抓住裟罗手臂的力量瞬间消散,绫华踉跄着后退,纤细的身体摇摇欲坠,仿佛下一秒就要被这巨大的噩耗彻底压垮。
世界失去了颜色,失去了声音,只剩下无边无际的、冰冷的黑暗向她涌来。
她感觉不到脚下的土地,感觉不到周围的空气,只觉得心脏的位置传来一阵阵尖锐的、令人窒息的剧痛。
她望着眼前一片狼藉、弥漫着悲伤与死亡气息的营地,望着沉默如山、眼中同样盛满痛楚的九条裟罗,
最终,所有的质问、不甘、愤怒和绝望,都化作一声压抑到了极致、仿佛泣血般的低吟,消散在潮湿冰冷的空气里。

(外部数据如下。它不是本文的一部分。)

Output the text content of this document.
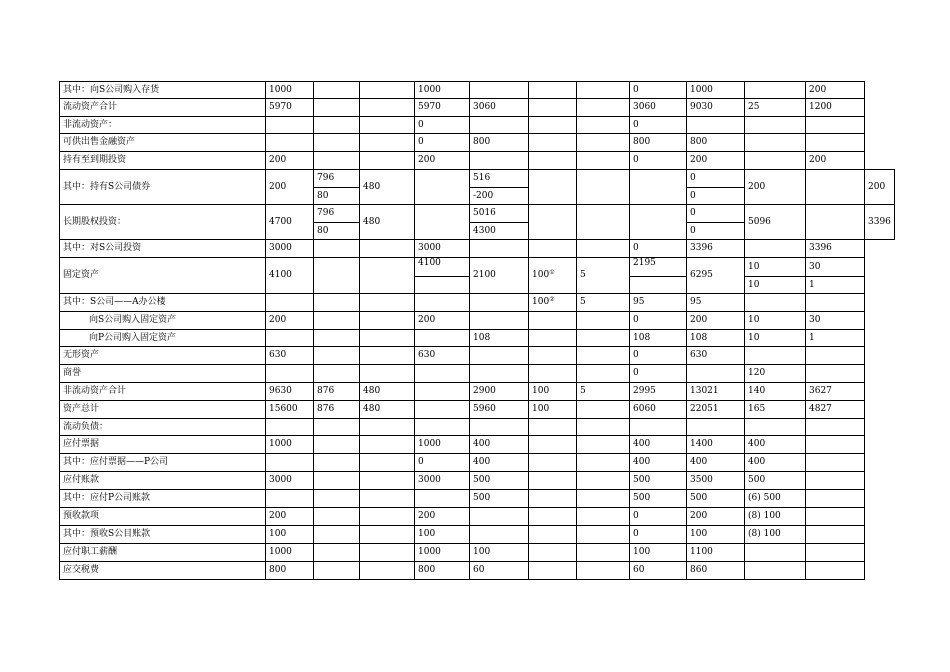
其中：向S公司购入存货	1000			1000				0	1000		200	
流动资产合计	5970			5970	3060			3060	9030	25	1200	
非流动资产：				0				0				
可供出售金融资产				0	800			800	800			
持有至到期投资	200			200				0	200		200	
其中：持有S公司债券	200	796	480		516				0	200		200
		80			-200				0			
长期股权投资：	4700	796	480		5016				0	5096		3396
		80			4300				0			
其中：对S公司投资	3000			3000				0	3396		3396	
固定资产	4100			4100	2100	100①	5	2195	6295	10	30	
										10	1	
其中：S公司——A办公楼						100②	5	95	95			
向S公司购入固定资产	200			200				0	200	10	30	
向P公司购入固定资产					108			108	108	10	1	
无形资产	630			630				0	630			
商誉								0		120		
非流动资产合计	9630	876	480		2900	100	5	2995	13021	140	3627	
资产总计	15600	876	480		5960	100		6060	22051	165	4827	
流动负债：												
应付票据	1000			1000	400			400	1400	400		
其中：应付票据——P公司				0	400			400	400	400		
应付账款	3000			3000	500			500	3500	500		
其中：应付P公司账款					500			500	500	(6) 500		
预收款项	200			200				0	200	(8) 100		
其中：预收S公目账款	100			100				0	100	(8) 100		
应付职工薪酬	1000			1000	100			100	1100			
应交税费	800			800	60			60	860			
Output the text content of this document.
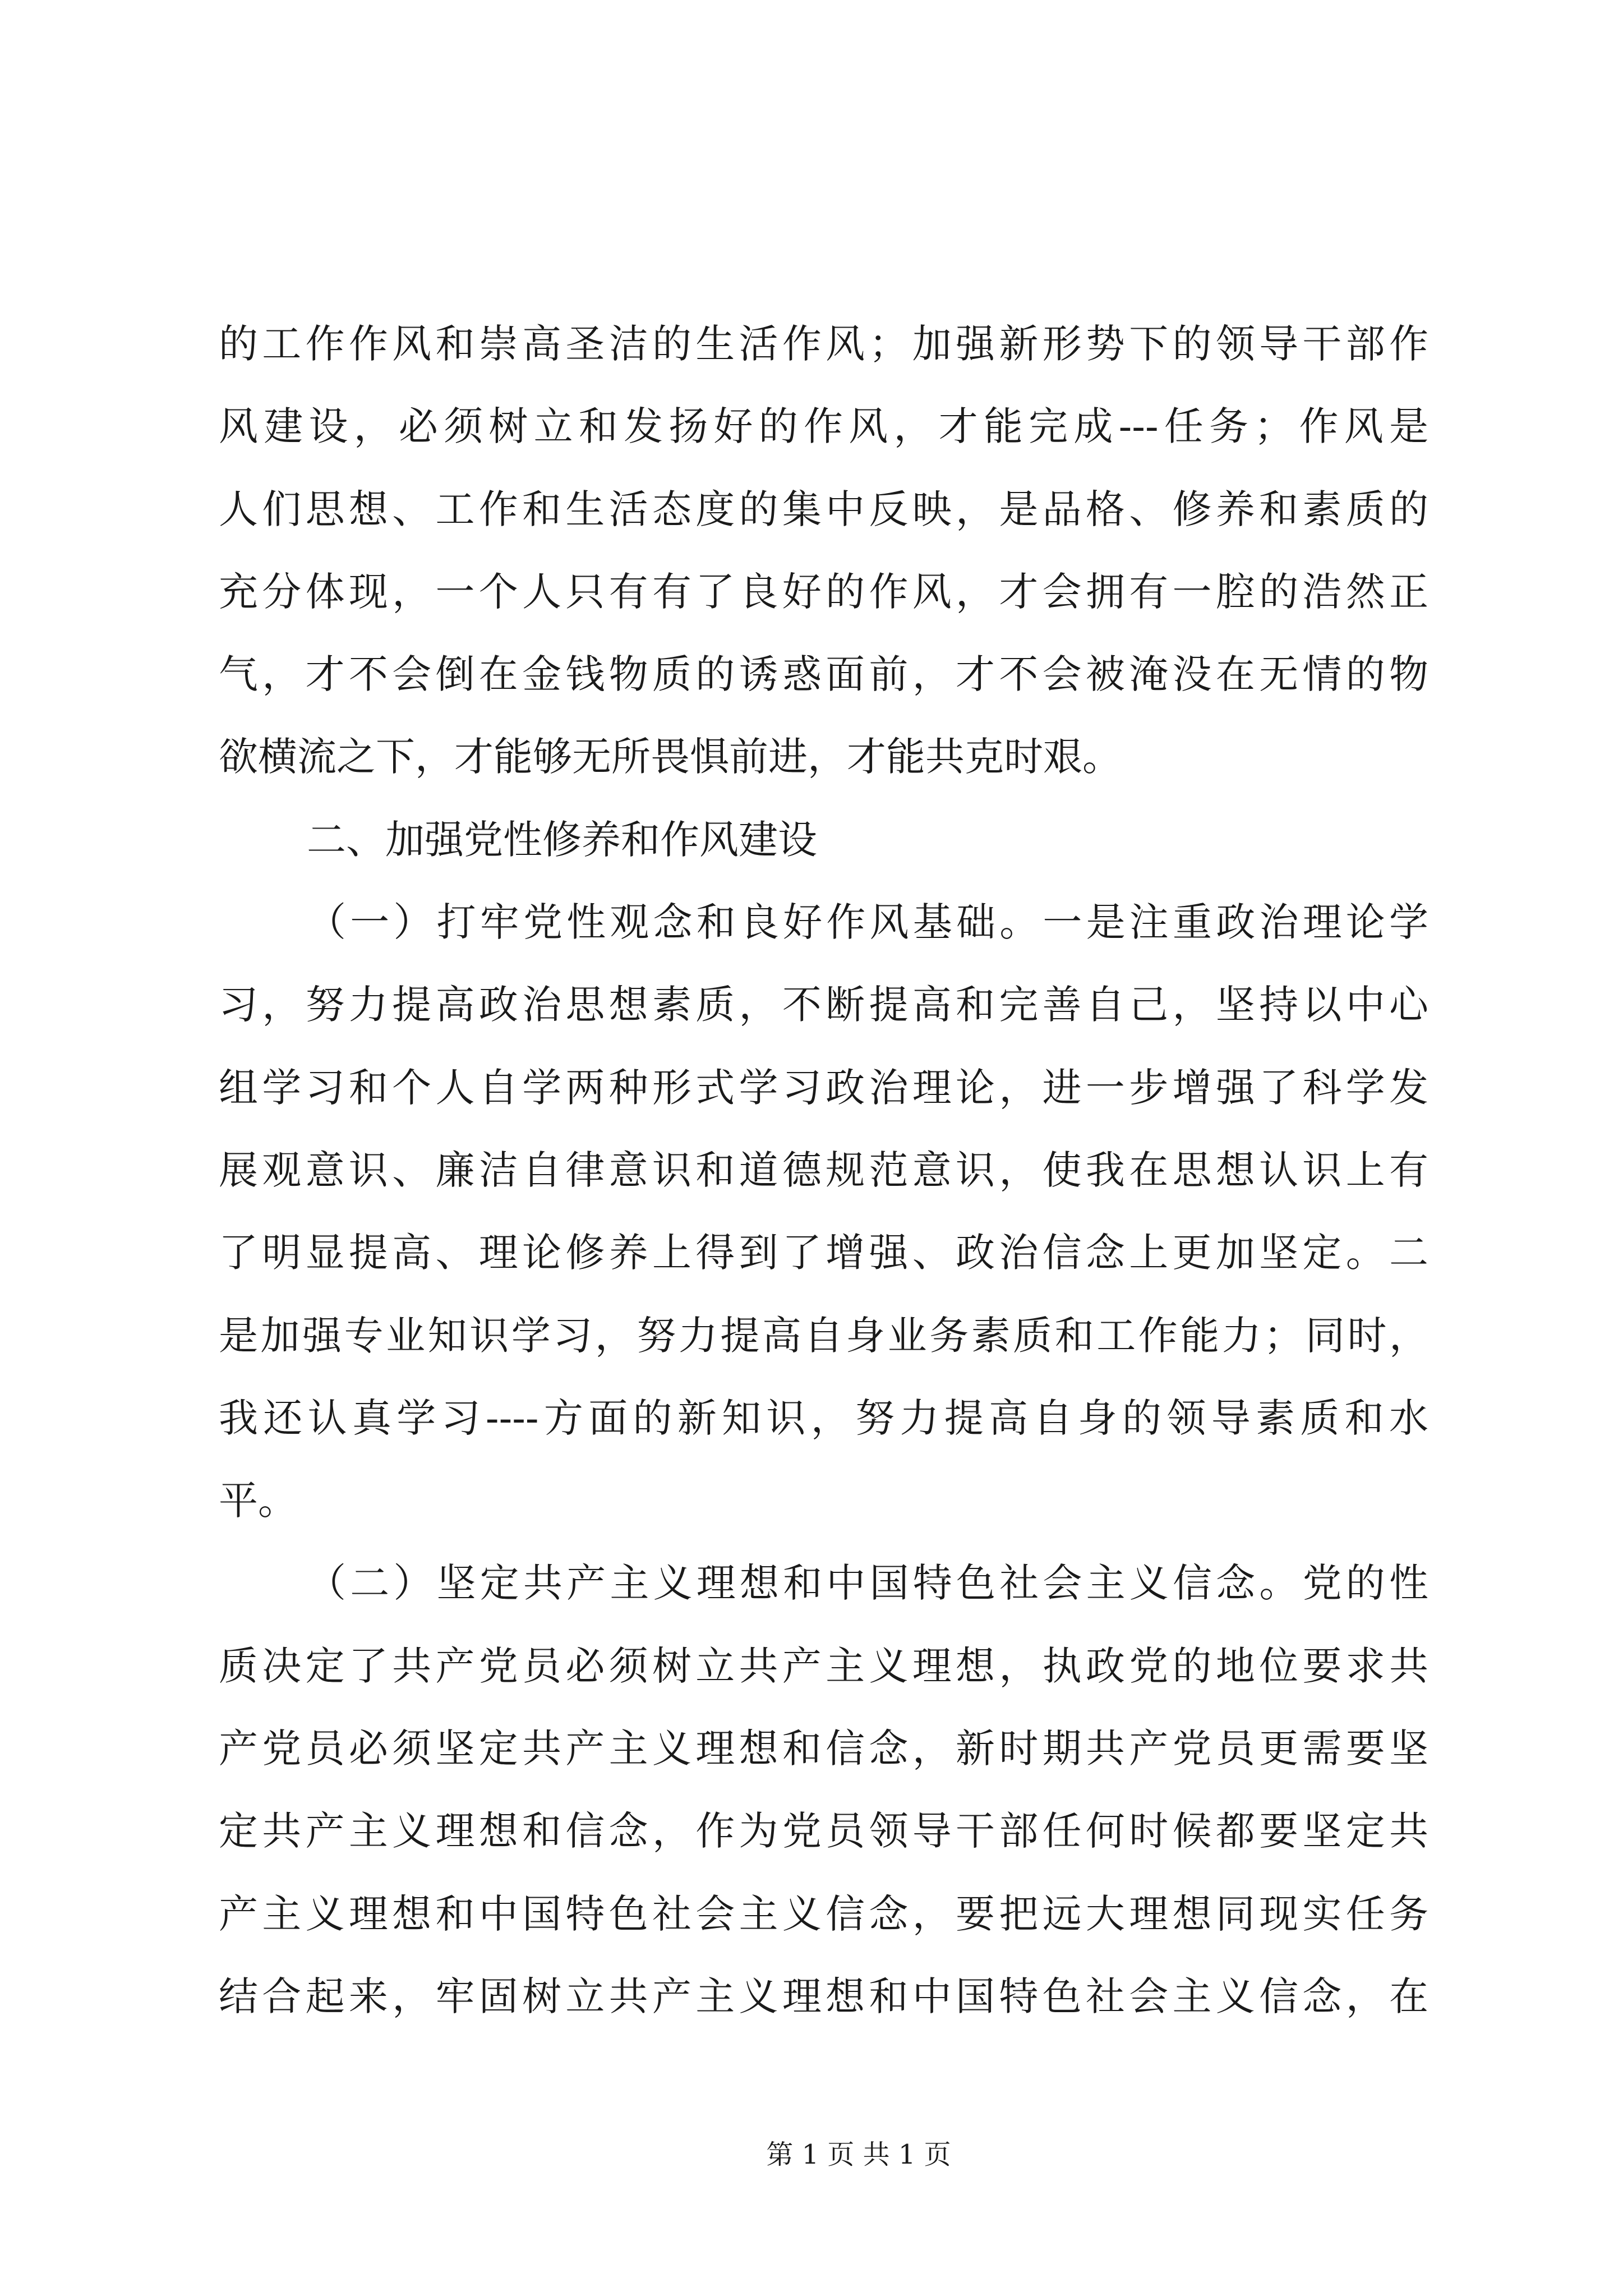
的工作作风和崇高圣洁的生活作风；加强新形势下的领导干部作
风建设，必须树立和发扬好的作风，才能完成---任务；作风是
人们思想、工作和生活态度的集中反映，是品格、修养和素质的
充分体现，一个人只有有了良好的作风，才会拥有一腔的浩然正
气，才不会倒在金钱物质的诱惑面前，才不会被淹没在无情的物
欲横流之下，才能够无所畏惧前进，才能共克时艰。
二、加强党性修养和作风建设
（一）打牢党性观念和良好作风基础。一是注重政治理论学
习，努力提高政治思想素质，不断提高和完善自己，坚持以中心
组学习和个人自学两种形式学习政治理论，进一步增强了科学发
展观意识、廉洁自律意识和道德规范意识，使我在思想认识上有
了明显提高、理论修养上得到了增强、政治信念上更加坚定。二
是加强专业知识学习，努力提高自身业务素质和工作能力；同时，
我还认真学习----方面的新知识，努力提高自身的领导素质和水
平。
（二）坚定共产主义理想和中国特色社会主义信念。党的性
质决定了共产党员必须树立共产主义理想，执政党的地位要求共
产党员必须坚定共产主义理想和信念，新时期共产党员更需要坚
定共产主义理想和信念，作为党员领导干部任何时候都要坚定共
产主义理想和中国特色社会主义信念，要把远大理想同现实任务
结合起来，牢固树立共产主义理想和中国特色社会主义信念，在
第 1 页 共 1 页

她失去了所有力气,缓缓蹲下身,将脸深深埋入掌心,肩膀剧烈地颤抖起来,无声的痛哭比任何嚎啕都更令人心碎。
佑哥哥……你说过要看着我长大的……
你说过要永远保护神里家的……
你这个骗子……大骗子……
九条裟罗依旧站在原地,一动不动,如同化作了另一座承受着无尽风雨和悲伤的雕塑。
她看着崩溃的绫华,紧握的双拳指甲深深掐入掌心,渗出血迹也浑然不觉。
那份沉重的、属于将军的忠诚与将领的职责,与此刻心中翻涌的个人情感与无力感剧烈地冲撞着,最终,全都化作了同样无声的哀恸,弥漫在两人之间冰冷窒息的空气里。